Last updated on: July 11, 2022, 07:17h.
As Ireland advances gambling reform, a new initiative seeks to ban a popular betting activity. A campaign is underway to prohibit sportsbooks from taking wagers on the outcome of the National Lottery draws.
Supporters believe that a ban will result in more money for community projects, as well as shops that sell lottery tickets. Senator Barry Ward introduced the bill and is optimistic that the legislation will find approval after the government indicated its initial support for the proposal.
While the government may be amenable to the concept, it wants to see some changes in the bill’s structure. That could come as early as tomorrow, according to the media outlet Independent.ie.
The Seanad, the Irish government’s upper house, will hold a debate to amend the National Lottery Act on Tuesday.
Less Betting, More Gambling
Ward stated that projections show that the National Lottery will add between €20 million to €140 million (US$20.25 million to $140.1 million) to its gross revenue if the government approves the legislation. He added that the “real figure is likely somewhere in the middle.” However, the wide range of figures is a clear indication that not enough research has gone into determining the true economic benefit.

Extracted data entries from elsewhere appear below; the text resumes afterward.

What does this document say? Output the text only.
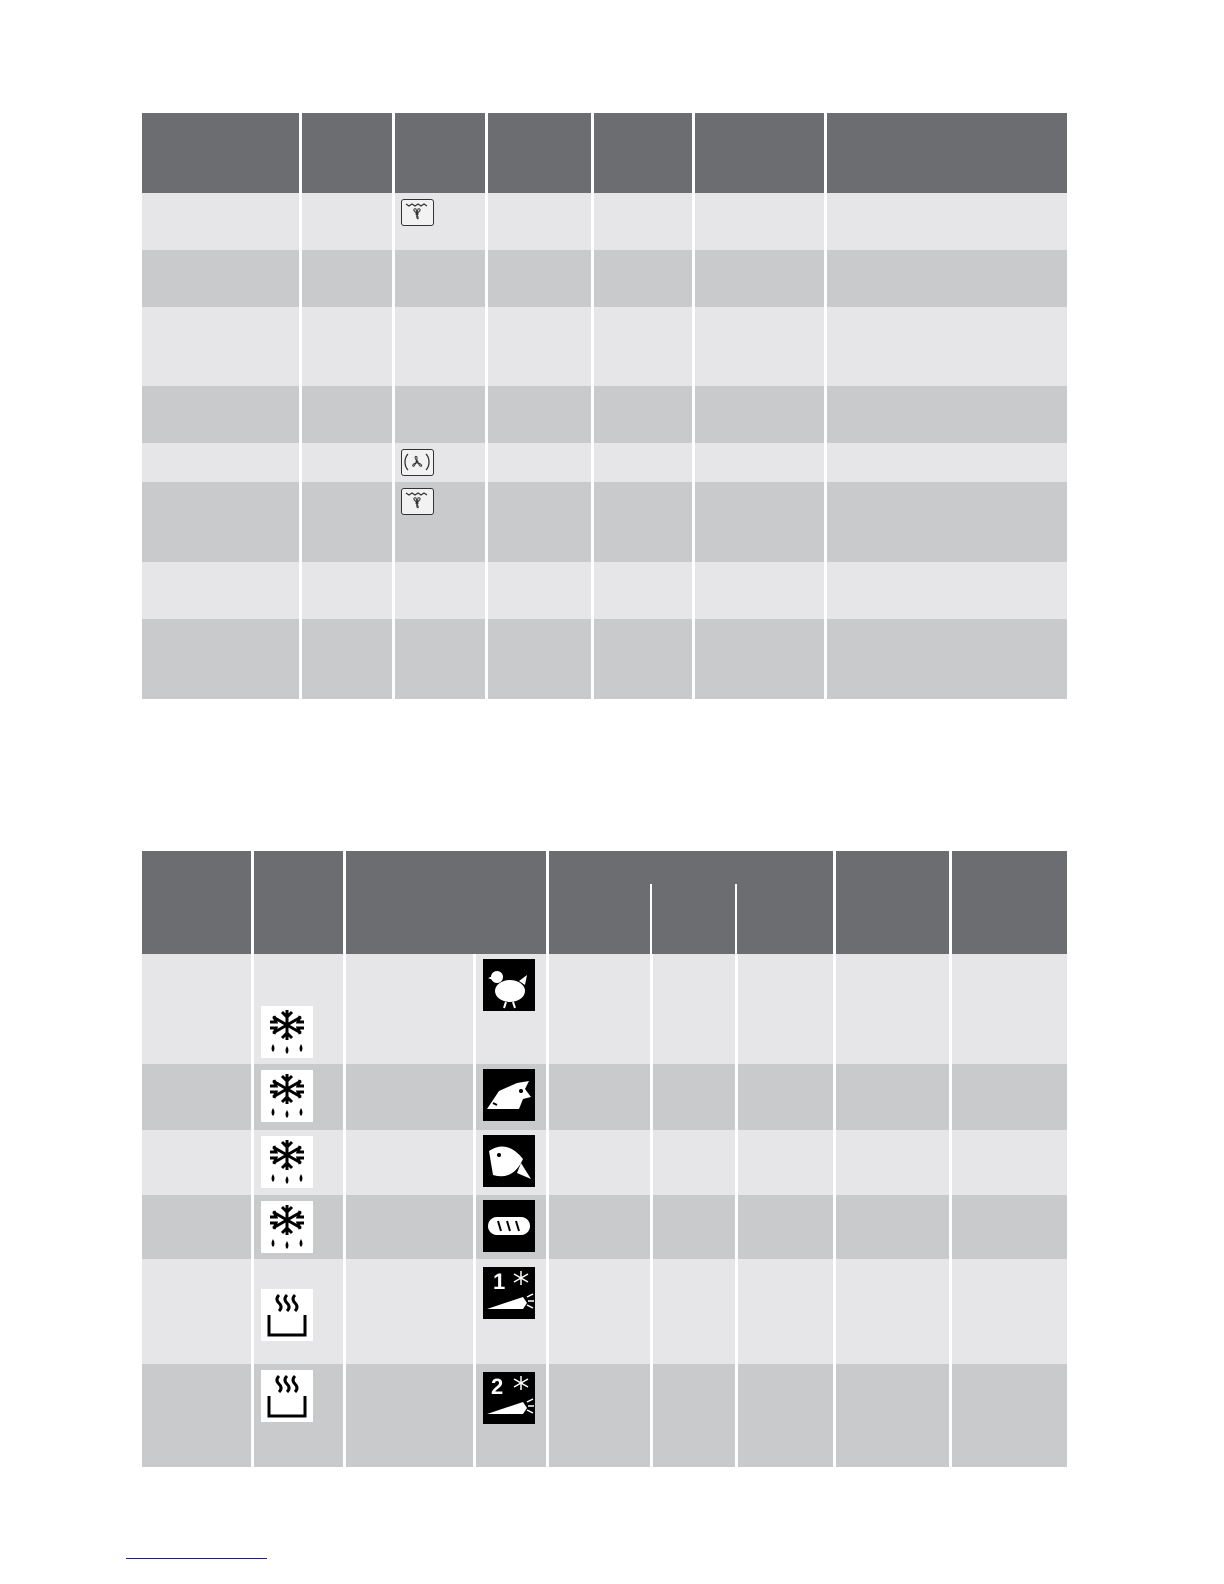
1
2
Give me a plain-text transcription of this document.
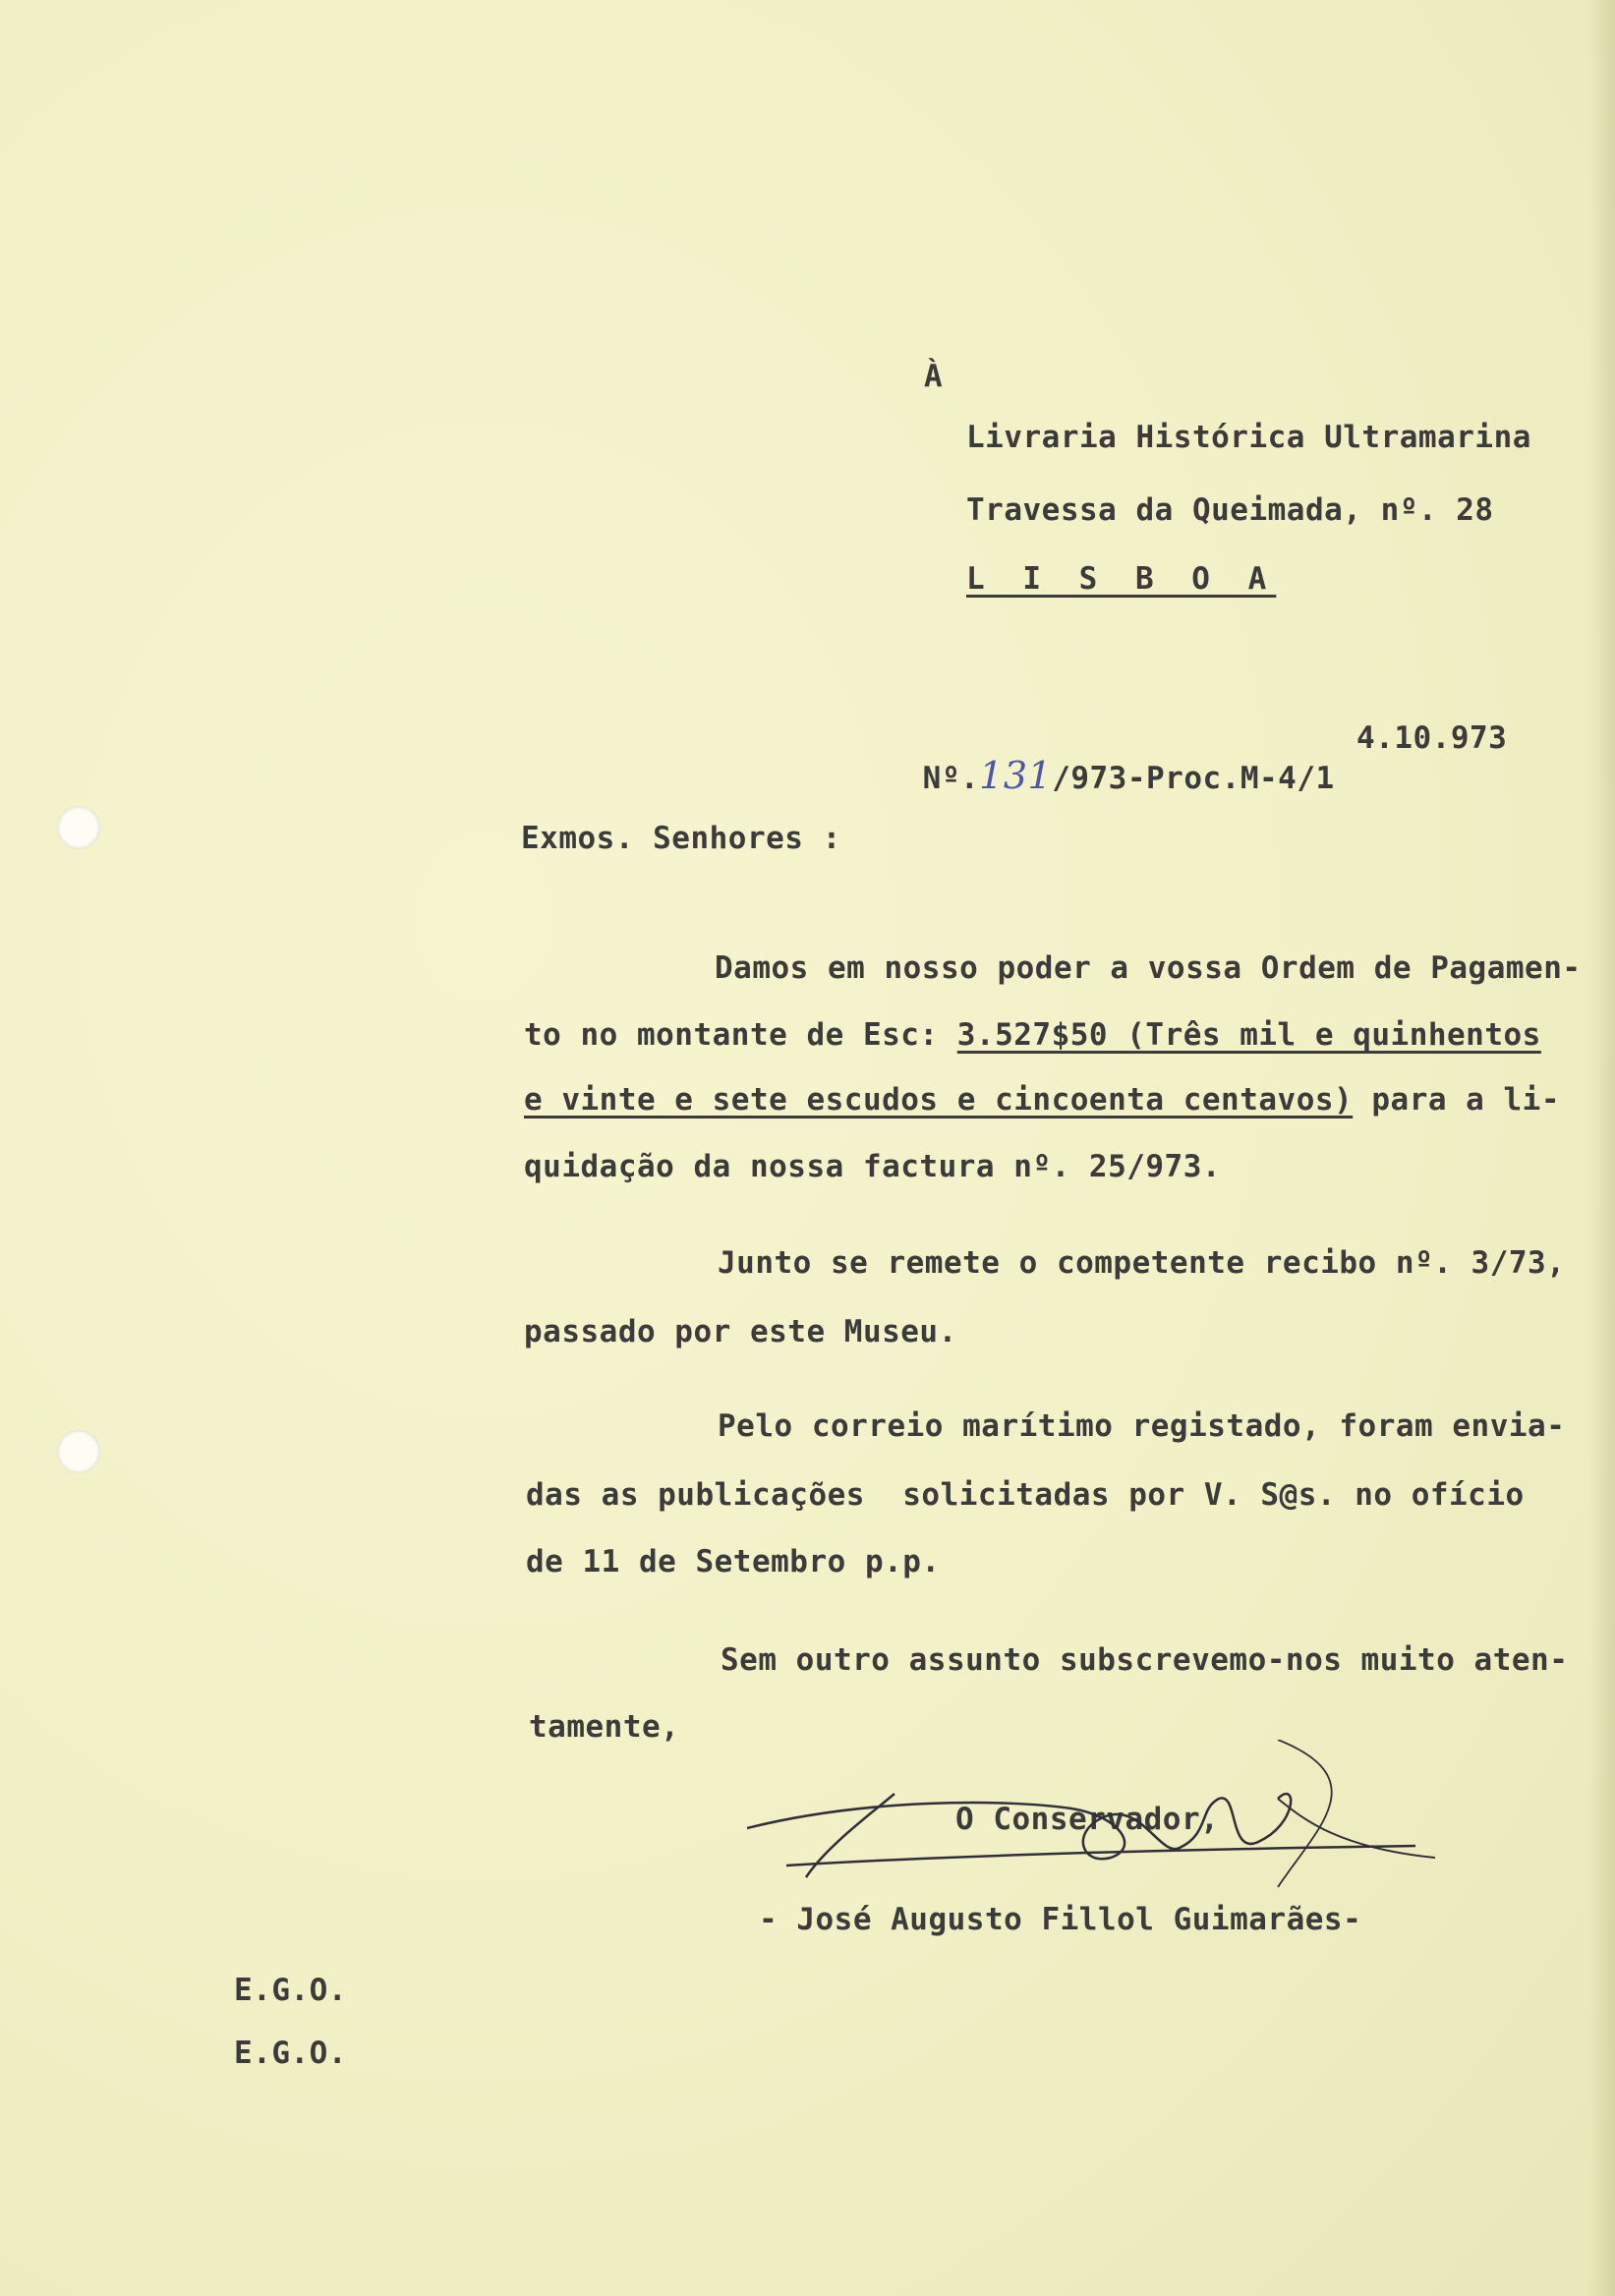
À
Livraria Histórica Ultramarina
Travessa da Queimada, nº. 28
L I S B O A

Nº.131/973-Proc.M-4/1

4.10.973
Exmos. Senhores :
Damos em nosso poder a vossa Ordem de Pagamen-
to no montante de Esc: 3.527$50 (Três mil e quinhentos
e vinte e sete escudos e cincoenta centavos) para a li-
quidação da nossa factura nº. 25/973.
Junto se remete o competente recibo nº. 3/73,
passado por este Museu.
Pelo correio marítimo registado, foram envia-
das as publicações  solicitadas por V. S@s. no ofício
de 11 de Setembro p.p.
Sem outro assunto subscrevemo-nos muito aten-
tamente,
O Conservador,
- José Augusto Fillol Guimarães-
E.G.O.
E.G.O.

In addition, the politician points out that purchasing a €1 (US$1.01) lottery ticket provides €0.27 (US$0.27) in economic benefit to worthwhile causes. In addition, it also gives a percentage of the fee directly to the retailer. Plus there are tax implications for the government from the winnings.
Aine Myler, chief executive of Charities Institute Ireland, stated that other changes could improve the allocation of lottery revenue to good causes in Ireland. However, she also believes that there is a direct correlation between increased Lotto sales and community benefits.
Myler said that the measure will align Ireland with other European countries. Several have lotteries, but don’t allow them to be gambled on at betting shops. Similar efforts have appeared in the UK and elsewhere, although not always with the outcome lawmakers expected.
On the other hand, sometimes it is. Germany’s new gambling regulator is telling Lottoland to get out of the country. After offering illegal lottery gambling in Germany “for years,” the platform now faces severe penalties if it doesn’t comply. It could also face criminal charges.
Bookmakers Clap Back
Supporters of the bill also assert that those betting on lottery outcomes will become National Lottery players if the legislation is approved. However, there is little public evidence to support this as a viable argument.
That monopolistic mentality reduces the competitive nature that drives innovation. So, if the National Lottery wants to attract more attention, it has to find a way to beat the competition.
Bookmakers claim that their lottery bet products have been available for around three decades. As a result, there is still room for them and the Lotto. They also assert that their customers would not automatically switch to National Lottery gaming.
However, shop owners are lobbying for the government to approve the bill. Retailers want to see new legislation. As a result, they have solicited the Retail Grocery Dairy and Allied Trades Association (RGDATA) to help.
The trade group represents over 4,000 independent grocery and convenience stores in Ireland. It is rallying its forces to pressure the government to side with it. Before any final approval, though, the Seanad will need to weigh in and determine how it wants the legislation to read.